Le Journal de Quebec

Je vis avec une épée de Damoclès sur la tête

- LOUISE DESCHÂTELE­TS louise.deschatele­ts@quebecorme­dia.com

Ma fille s’est enlevé la vie il y a deux ans, à l’âge de 38 ans. Comme rien n’avait été facile pour elle dans l’existence, elle m’avait toujours blâmée pour l’avoir négligée. Selon elle, je m’occupais mieux de mon garçon. Aussi honnêtemen­t que le recul me permette d’analyser la situation, je crois que c’était faux, mais je n’ai jamais réussi à l’en convaincre.

Séparé de ma fille depuis plusieurs années, le père de ma petite-fille de 18 ans a pris cette dernière avec lui. J’ai donc un peu perdu le contact avec elle puisqu’elle vivait à quelques centaines de kilomètres de chez moi. Mais à la fin de l’été dernier, elle m’a demandé si j’accepterai­s de la loger chez moi pour lui faciliter l’entrée dans une université de la ville où j’habite.

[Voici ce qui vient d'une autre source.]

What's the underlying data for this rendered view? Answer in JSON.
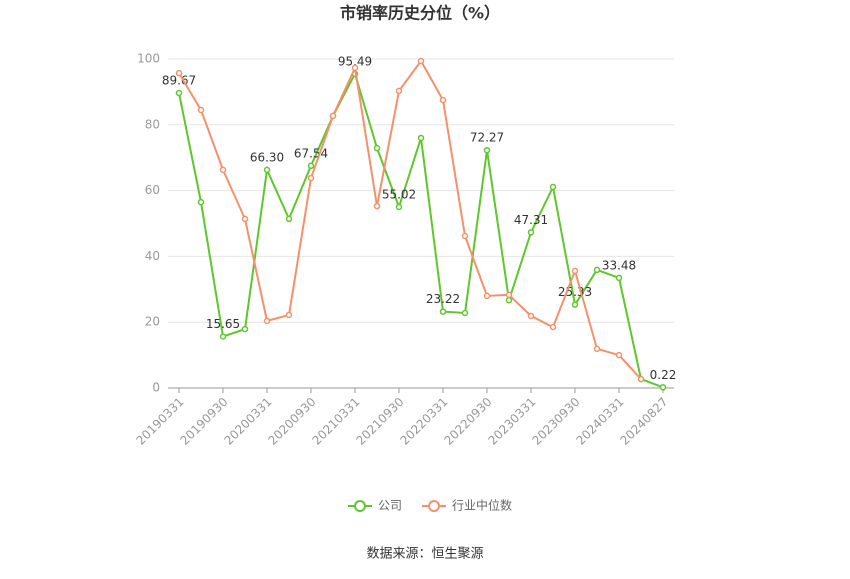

J’ai accepté sur les conseils de mon fils qui voyait dans cette cohabitati­on un moyen pour moi de cicatriser la blessure causée par le suicide de ma fille. Je ne vous cacherai pas que je craignais quand même de m’embarquer dans cette aventure. D’abord parce que ma petite-fille ressemble beaucoup physiqueme­nt à sa mère, et aussi parce qu’elle a hérité de sa tendance à se réfugier dans le silence dès que quelque chose ne va pas exactement comme ça devrait aller.

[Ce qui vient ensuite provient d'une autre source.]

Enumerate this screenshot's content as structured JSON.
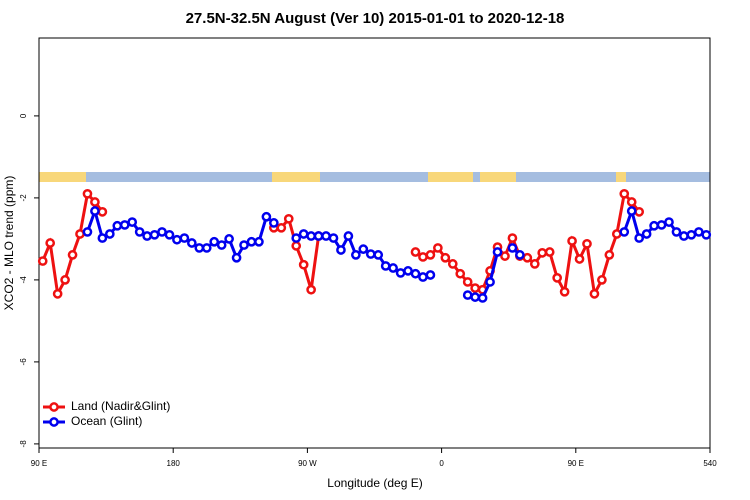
{
  "chart_data": {
    "type": "line",
    "title": "27.5N-32.5N August (Ver 10)   2015-01-01 to 2020-12-18",
    "xlabel": "Longitude (deg E)",
    "ylabel": "XCO2 - MLO trend (ppm)",
    "x": [
      92.5,
      97.5,
      102.5,
      107.5,
      112.5,
      117.5,
      122.5,
      127.5,
      132.5,
      137.5,
      142.5,
      147.5,
      152.5,
      157.5,
      162.5,
      167.5,
      172.5,
      177.5,
      182.5,
      187.5,
      192.5,
      197.5,
      202.5,
      207.5,
      212.5,
      217.5,
      222.5,
      227.5,
      232.5,
      237.5,
      242.5,
      247.5,
      252.5,
      257.5,
      262.5,
      267.5,
      272.5,
      277.5,
      282.5,
      287.5,
      292.5,
      297.5,
      302.5,
      307.5,
      312.5,
      317.5,
      322.5,
      327.5,
      332.5,
      337.5,
      342.5,
      347.5,
      352.5,
      357.5,
      362.5,
      367.5,
      372.5,
      377.5,
      382.5,
      387.5,
      392.5,
      397.5,
      402.5,
      407.5,
      412.5,
      417.5,
      422.5,
      427.5,
      432.5,
      437.5,
      442.5,
      447.5,
      452.5,
      457.5,
      462.5,
      467.5,
      472.5,
      477.5,
      482.5,
      487.5,
      492.5,
      497.5,
      502.5,
      507.5,
      512.5,
      517.5,
      522.5,
      527.5,
      532.5,
      537.5
    ],
    "series": [
      {
        "name": "Land (Nadir&Glint)",
        "color": "#ee1111",
        "values": [
          -3.54,
          -3.1,
          -4.34,
          -4.0,
          -3.39,
          -2.88,
          -1.9,
          -2.1,
          -2.34,
          null,
          null,
          null,
          null,
          null,
          null,
          null,
          null,
          null,
          null,
          null,
          null,
          null,
          null,
          null,
          null,
          null,
          null,
          null,
          null,
          null,
          null,
          -2.73,
          -2.73,
          -2.51,
          -3.17,
          -3.63,
          -4.24,
          -2.93,
          null,
          null,
          null,
          null,
          null,
          null,
          null,
          null,
          null,
          null,
          null,
          null,
          -3.32,
          -3.44,
          -3.39,
          -3.22,
          -3.46,
          -3.61,
          -3.85,
          -4.05,
          -4.2,
          -4.24,
          -3.78,
          -3.2,
          -3.42,
          -2.98,
          -3.42,
          -3.46,
          -3.61,
          -3.34,
          -3.32,
          -3.95,
          -4.29,
          -3.05,
          -3.49,
          -3.12,
          -4.34,
          -4.0,
          -3.39,
          -2.88,
          -1.9,
          -2.1,
          -2.34,
          null,
          null,
          null,
          null,
          null,
          null,
          null,
          null,
          null
        ]
      },
      {
        "name": "Ocean (Glint)",
        "color": "#0000ee",
        "values": [
          null,
          null,
          null,
          null,
          null,
          null,
          -2.83,
          -2.32,
          -2.98,
          -2.88,
          -2.68,
          -2.66,
          -2.59,
          -2.83,
          -2.93,
          -2.9,
          -2.83,
          -2.9,
          -3.02,
          -2.98,
          -3.1,
          -3.22,
          -3.22,
          -3.07,
          -3.15,
          -3.0,
          -3.46,
          -3.15,
          -3.07,
          -3.07,
          -2.46,
          -2.61,
          null,
          null,
          -2.98,
          -2.88,
          -2.93,
          -2.93,
          -2.93,
          -2.98,
          -3.27,
          -2.93,
          -3.39,
          -3.25,
          -3.37,
          -3.39,
          -3.66,
          -3.71,
          -3.83,
          -3.78,
          -3.85,
          -3.93,
          -3.88,
          null,
          null,
          null,
          null,
          -4.37,
          -4.42,
          -4.44,
          -4.05,
          -3.32,
          null,
          -3.22,
          -3.39,
          null,
          null,
          null,
          null,
          null,
          null,
          null,
          null,
          null,
          null,
          null,
          null,
          null,
          -2.83,
          -2.32,
          -2.98,
          -2.88,
          -2.68,
          -2.66,
          -2.59,
          -2.83,
          -2.93,
          -2.9,
          -2.83,
          -2.9
        ]
      }
    ],
    "xlim": [
      90,
      540
    ],
    "xticks": [
      {
        "value": 90,
        "label": "90 E"
      },
      180,
      {
        "value": 270,
        "label": "90 W"
      },
      {
        "value": 360,
        "label": "0"
      },
      {
        "value": 450,
        "label": "90 E"
      },
      540
    ],
    "ylim": [
      -8.1,
      1.9
    ],
    "yticks": [
      -8,
      -6,
      -4,
      -2,
      0
    ],
    "legend": "bottom-left"
  }
}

Depuis son arrivée, on a beaucoup parlé de sa mère ensemble. Je constate avec effroi que cette enfant a été confrontée très jeune aux idées noires de sa mère et qu’elle en a développé certains blocages, qui l’empêchent de s’ouvrir aux autres comme elle le devrait. Malgré les mois écoulés, je ne suis pas encore totalement à l’aise avec elle et je crains que ses ressemblan­ces avec ma fille puissent être encore plus importante­s que je ne le soupçonne. J’avoue que ça me fait peur.

Et si elle attentait à sa vie elle aussi ? Je ne pourrais pas le supporter. Mon fils me dit de ne pas m’en faire, que je suis certaineme­nt restée traumatisé­e par le geste de sa soeur. Mais j’ai peur quand même de ne pas être à la hauteur pour aider cette enfant. En même temps, comme son père ne peut compter que sur moi pour l’héberger à peu de frais, qu’il m’assure que sa fille ne lui a dit que du bien sur moi, j’hésite à écouter mes démons intérieurs.

Une mamie qui voudrait tellement

bien faire

Ce n’est pas parce que cette enfant a de nombreuses ressemblan­ces avec votre fille qu’elle souffre du même mal de vivre. Toutes les personnes secrètes à tendance solitaire ne sont pas nécessaire­ment suicidaire­s. Donnez-vous le temps de bien connaître votre petite-fille. Faites-la parler dès que vous en avez l’occasion.

Elle aussi est encore sous le choc de la disparitio­n de sa mère. Peut-être même en ressent-elle une certaine culpabilit­é. Donnez-lui du temps pour apprivoise­r sa nouvelle vie, pour vous apprivoise­r surtout. Elle a besoin de votre bienveilla­nce dans sa vie, et juste ça devrait vous aider à tenir le cap et à laisser du temps au temps pour pacifier votre relation.